Anyone who has ever ventured near a bird’s nest or skunk’s domain knows when an animal is aware of their presence. Be it a flap of feathers or pungent stench, an animal will let you know when you have gotten just a little too close for comfort. Wildlife documentarians are used to such warning signals and generally ignore them to get the footage of everyday animal life. But some argue that this is unfair to wildlife. The Independent reports on a claim that producers of nature shows ignore privacy ethics for animals. People are more concerned with how animals should be filmed, never considering if they should be filmed at all.
Professor Brett Mills of the University of East Anglia says video footage of animals mating or giving birth in their burrows crosses an ethical line. As Mill wrote in the Journal of Media and Cultural Studies, "Instead of thinking we'll leave it alone, filmmakers decide the only solution is to develop new technology so they can film it … We have an assumption that humans have some right to privacy, so why do we not assume that for other species, particularly when they are engaging in behavior that suggests they don't want to be seen?" Mills points out that no matter what an animal does on camera, it will be seen as fair game for viewers. Further, the overly aggressive actions of filmmakers can alter animal behavior.
Mills says the rise of technologies for non-invasive filming does not naturally negate a need to consider the animal’s rights. He refers to the BBC's 2009 series "Nature's Great Events." In this documentary, a narwhal apparently fled the camera to hide under an Arctic ice sheet. Mills acknowledges that an animal’s right to privacy may seem odd, but that it should not be dismissed. It is often obvious when animals are uneasy about a cameraman’s presence, so Mills argues that we can never really know if they are giving consent to be filmed. Further, filming the animals mating or giving birth are considered private human functions and something we would never ethically do without expressed consent.

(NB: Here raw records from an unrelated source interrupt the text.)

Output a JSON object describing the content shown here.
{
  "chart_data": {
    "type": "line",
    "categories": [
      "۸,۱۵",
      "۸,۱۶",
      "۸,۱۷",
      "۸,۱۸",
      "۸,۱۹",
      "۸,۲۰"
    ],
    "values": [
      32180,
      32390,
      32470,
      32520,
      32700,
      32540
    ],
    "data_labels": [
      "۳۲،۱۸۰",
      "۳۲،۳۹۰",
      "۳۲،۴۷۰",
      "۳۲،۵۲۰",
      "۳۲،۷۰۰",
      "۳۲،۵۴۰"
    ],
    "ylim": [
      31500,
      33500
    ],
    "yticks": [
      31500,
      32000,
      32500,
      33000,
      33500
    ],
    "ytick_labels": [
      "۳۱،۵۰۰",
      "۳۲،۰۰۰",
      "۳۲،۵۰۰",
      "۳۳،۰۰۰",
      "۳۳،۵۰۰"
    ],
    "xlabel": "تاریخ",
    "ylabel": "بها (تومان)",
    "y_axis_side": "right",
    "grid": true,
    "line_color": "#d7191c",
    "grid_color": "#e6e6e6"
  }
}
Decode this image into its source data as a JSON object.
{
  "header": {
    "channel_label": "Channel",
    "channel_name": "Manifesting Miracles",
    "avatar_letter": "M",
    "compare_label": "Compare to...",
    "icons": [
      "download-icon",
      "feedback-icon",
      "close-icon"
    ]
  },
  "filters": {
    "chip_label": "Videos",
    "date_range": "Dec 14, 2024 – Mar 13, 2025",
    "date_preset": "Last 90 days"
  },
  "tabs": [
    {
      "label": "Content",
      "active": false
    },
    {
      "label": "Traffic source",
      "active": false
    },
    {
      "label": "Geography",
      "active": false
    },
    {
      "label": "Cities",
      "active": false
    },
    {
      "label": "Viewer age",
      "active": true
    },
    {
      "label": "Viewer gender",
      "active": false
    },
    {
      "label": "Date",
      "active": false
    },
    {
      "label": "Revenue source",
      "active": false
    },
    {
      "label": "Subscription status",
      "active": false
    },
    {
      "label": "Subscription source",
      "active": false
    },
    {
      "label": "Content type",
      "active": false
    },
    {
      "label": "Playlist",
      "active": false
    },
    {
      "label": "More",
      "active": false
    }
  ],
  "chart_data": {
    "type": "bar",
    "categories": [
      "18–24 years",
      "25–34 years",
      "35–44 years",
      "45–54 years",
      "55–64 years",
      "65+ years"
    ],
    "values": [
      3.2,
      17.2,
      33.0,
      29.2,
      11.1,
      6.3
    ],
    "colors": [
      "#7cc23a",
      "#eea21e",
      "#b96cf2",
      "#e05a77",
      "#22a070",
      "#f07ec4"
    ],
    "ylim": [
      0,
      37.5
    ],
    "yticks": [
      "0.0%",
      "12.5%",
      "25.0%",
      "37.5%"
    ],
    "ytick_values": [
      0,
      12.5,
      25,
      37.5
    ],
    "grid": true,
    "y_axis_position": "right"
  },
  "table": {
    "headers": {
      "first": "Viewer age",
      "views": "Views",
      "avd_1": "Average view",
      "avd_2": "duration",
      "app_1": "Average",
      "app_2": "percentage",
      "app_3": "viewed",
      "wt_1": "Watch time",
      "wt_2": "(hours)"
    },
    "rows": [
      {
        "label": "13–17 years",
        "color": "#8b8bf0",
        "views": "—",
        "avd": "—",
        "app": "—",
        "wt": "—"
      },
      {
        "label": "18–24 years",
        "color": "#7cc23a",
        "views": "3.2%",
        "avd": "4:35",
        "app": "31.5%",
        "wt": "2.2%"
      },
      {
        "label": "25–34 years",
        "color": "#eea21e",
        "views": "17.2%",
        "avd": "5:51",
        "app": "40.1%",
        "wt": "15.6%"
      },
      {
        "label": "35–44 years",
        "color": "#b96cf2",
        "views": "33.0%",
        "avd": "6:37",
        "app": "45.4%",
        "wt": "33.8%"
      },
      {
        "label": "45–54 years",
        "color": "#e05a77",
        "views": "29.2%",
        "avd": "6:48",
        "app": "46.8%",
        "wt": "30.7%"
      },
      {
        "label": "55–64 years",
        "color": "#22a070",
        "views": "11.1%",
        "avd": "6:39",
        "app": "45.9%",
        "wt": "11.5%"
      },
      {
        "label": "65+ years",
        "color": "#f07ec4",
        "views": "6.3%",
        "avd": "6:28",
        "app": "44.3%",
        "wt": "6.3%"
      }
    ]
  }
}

Others conclude that viewing wildlife in its natural habitat is key to preserving our ecosystem. As The BBC's Natural History unit in Bristol told The Guardian, "Constantly developing filming technology gives wildlife film-makers the ability to film animal behavior with minimal disruption to the animal. Film-makers work very closely with scientists whose work studying the complexity of animal lives is vital for wildlife conservation.”